Menariknya, keahlian teknis yang menjadi nyawa bagi Bahri Cell tidak didapat dari pendidikan formal. Rifki adalah seorang otodidak sejati. Dulu, ia sering membawa ponsel rusak ke teknisi lain. Sambil menunggu, matanya dengan jeli merekam setiap gerakan tangan teknisi saat membongkar mesin dan menyolder komponen. Ilmu yang ia "curi" lewat pengamatan itu kemudian ia asah secara mandiri hingga berani membuka konter sendiri pada 2019.
Melawan Arus Kerja Pabrik
Saat pemuda seusianya di wilayah Terisi dan sekitarnya berbondong-bondong melamar pekerjaan ke pabrik, Rifki justru memilih jalur mandiri. Alasan utamanya cukup tegas: ia ingin berdaulat atas waktu dan usahanya sendiri.

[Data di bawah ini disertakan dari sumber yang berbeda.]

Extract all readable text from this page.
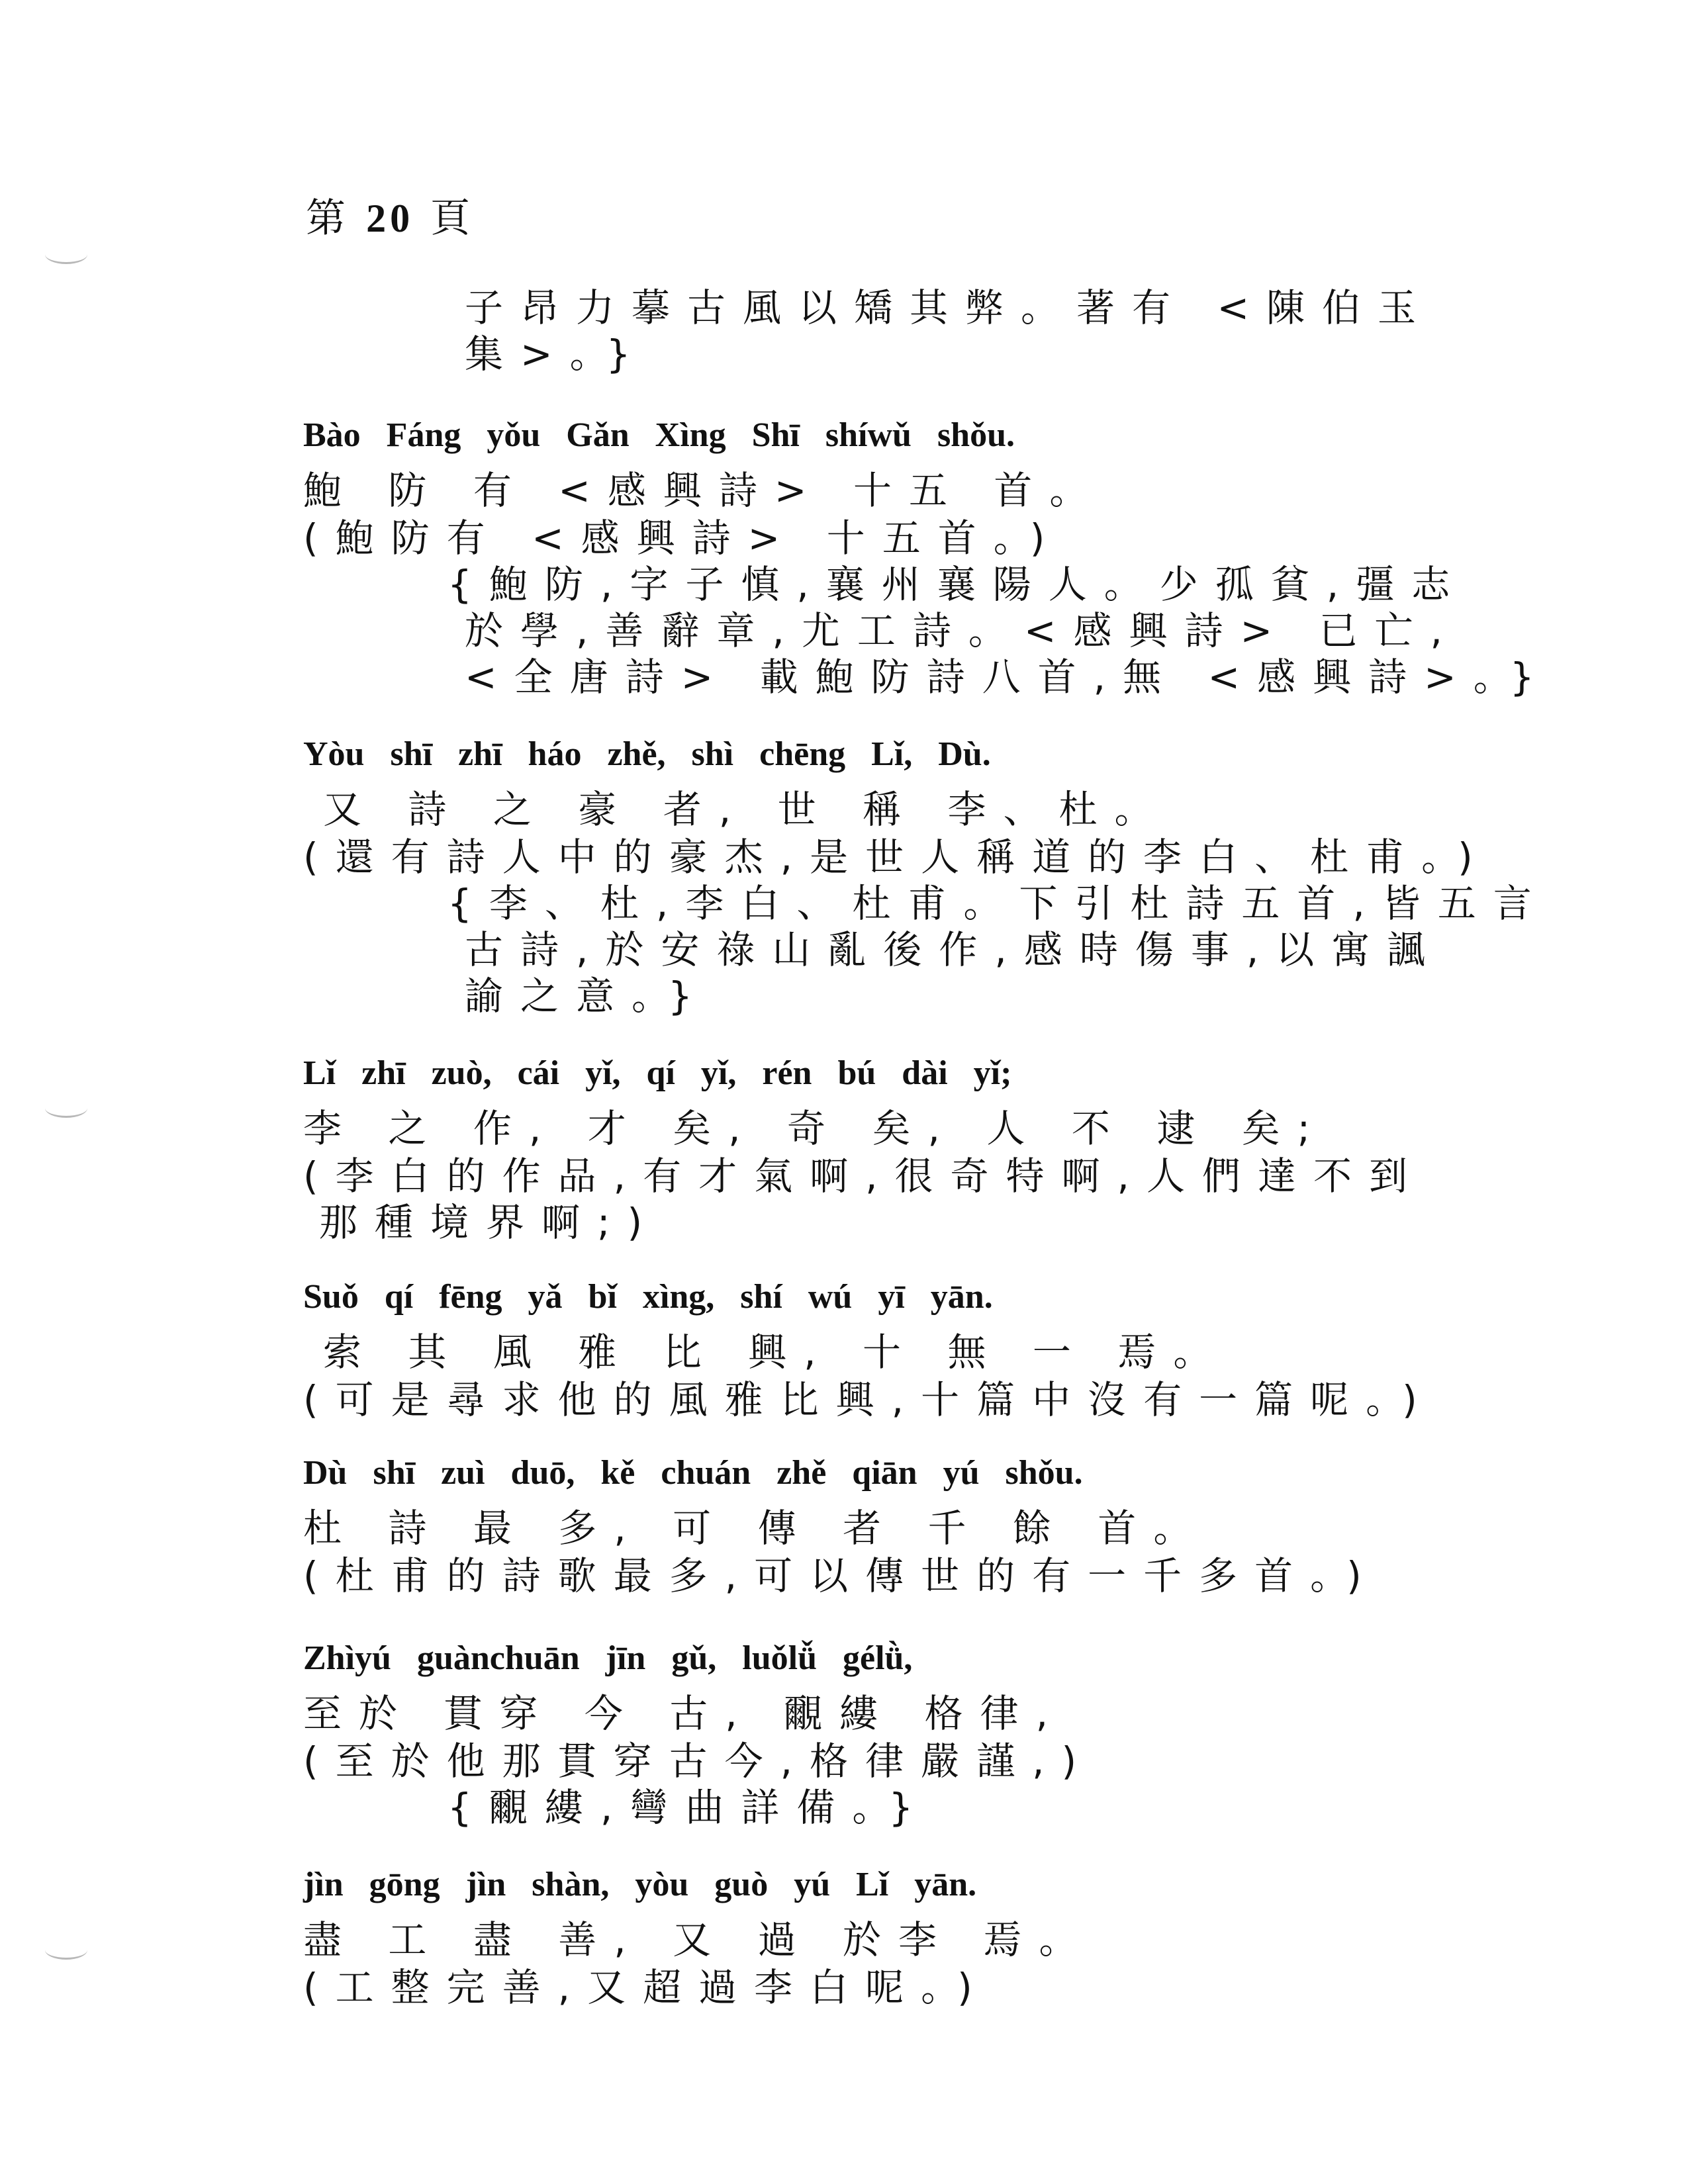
第 20 頁
子昂力摹古風以矯其弊。著有 <陳伯玉
集>。}
Bào Fáng yǒu Gǎn Xìng Shī shíwǔ shǒu.
鮑 防 有 <感興詩> 十五 首。
(鮑防有 <感興詩> 十五首。)
{鮑防,字子慎,襄州襄陽人。少孤貧,彊志
於學,善辭章,尤工詩。<感興詩> 已亡,
<全唐詩> 載鮑防詩八首,無 <感興詩>。}
Yòu shī zhī háo zhě, shì chēng Lǐ, Dù.
又 詩 之 豪 者, 世 稱 李、杜。
(還有詩人中的豪杰,是世人稱道的李白、杜甫。)
{李、杜,李白、杜甫。下引杜詩五首,皆五言
古詩,於安祿山亂後作,感時傷事,以寓諷
諭之意。}
Lǐ zhī zuò, cái yǐ, qí yǐ, rén bú dài yǐ;
李 之 作, 才 矣, 奇 矣, 人 不 逮 矣;
(李白的作品,有才氣啊,很奇特啊,人們達不到
那種境界啊;)
Suǒ qí fēng yǎ bǐ xìng, shí wú yī yān.
索 其 風 雅 比 興, 十 無 一 焉。
(可是尋求他的風雅比興,十篇中沒有一篇呢。)
Dù shī zuì duō, kě chuán zhě qiān yú shǒu.
杜 詩 最 多, 可 傳 者 千 餘 首。
(杜甫的詩歌最多,可以傳世的有一千多首。)
Zhìyú guànchuān jīn gǔ, luǒlǚ gélǜ,
至於 貫穿 今 古, 覼縷 格律,
(至於他那貫穿古今,格律嚴謹,)
{覼縷,彎曲詳備。}
jìn gōng jìn shàn, yòu guò yú Lǐ yān.
盡 工 盡 善, 又 過 於李 焉。
(工整完善,又超過李白呢。)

"Saya tidak mau diatur. Memilih buka konter memang berisiko dan hasilnya tidak langsung tetap, tapi kalau kita serius, rezeki itu pasti mengikuti," tegas Rifki dengan penuh keyakinan.
Kini, di gerainya yang terletak di Desa Cibereng, Rifki menerapkan standar transparansi yang tinggi. Untuk menghapus stigma negatif tentang teknisi yang sering dituduh menukar komponen, ia selalu mengajak pelanggan melihat langsung proses pengerjaannya.
"Mesin selalu saya bongkar di depan mata konsumen. Saya jelaskan kerusakannya agar mereka paham. Kejujuran itu modal utama agar Bahri Cell tetap dipercaya masyarakat," tambahnya.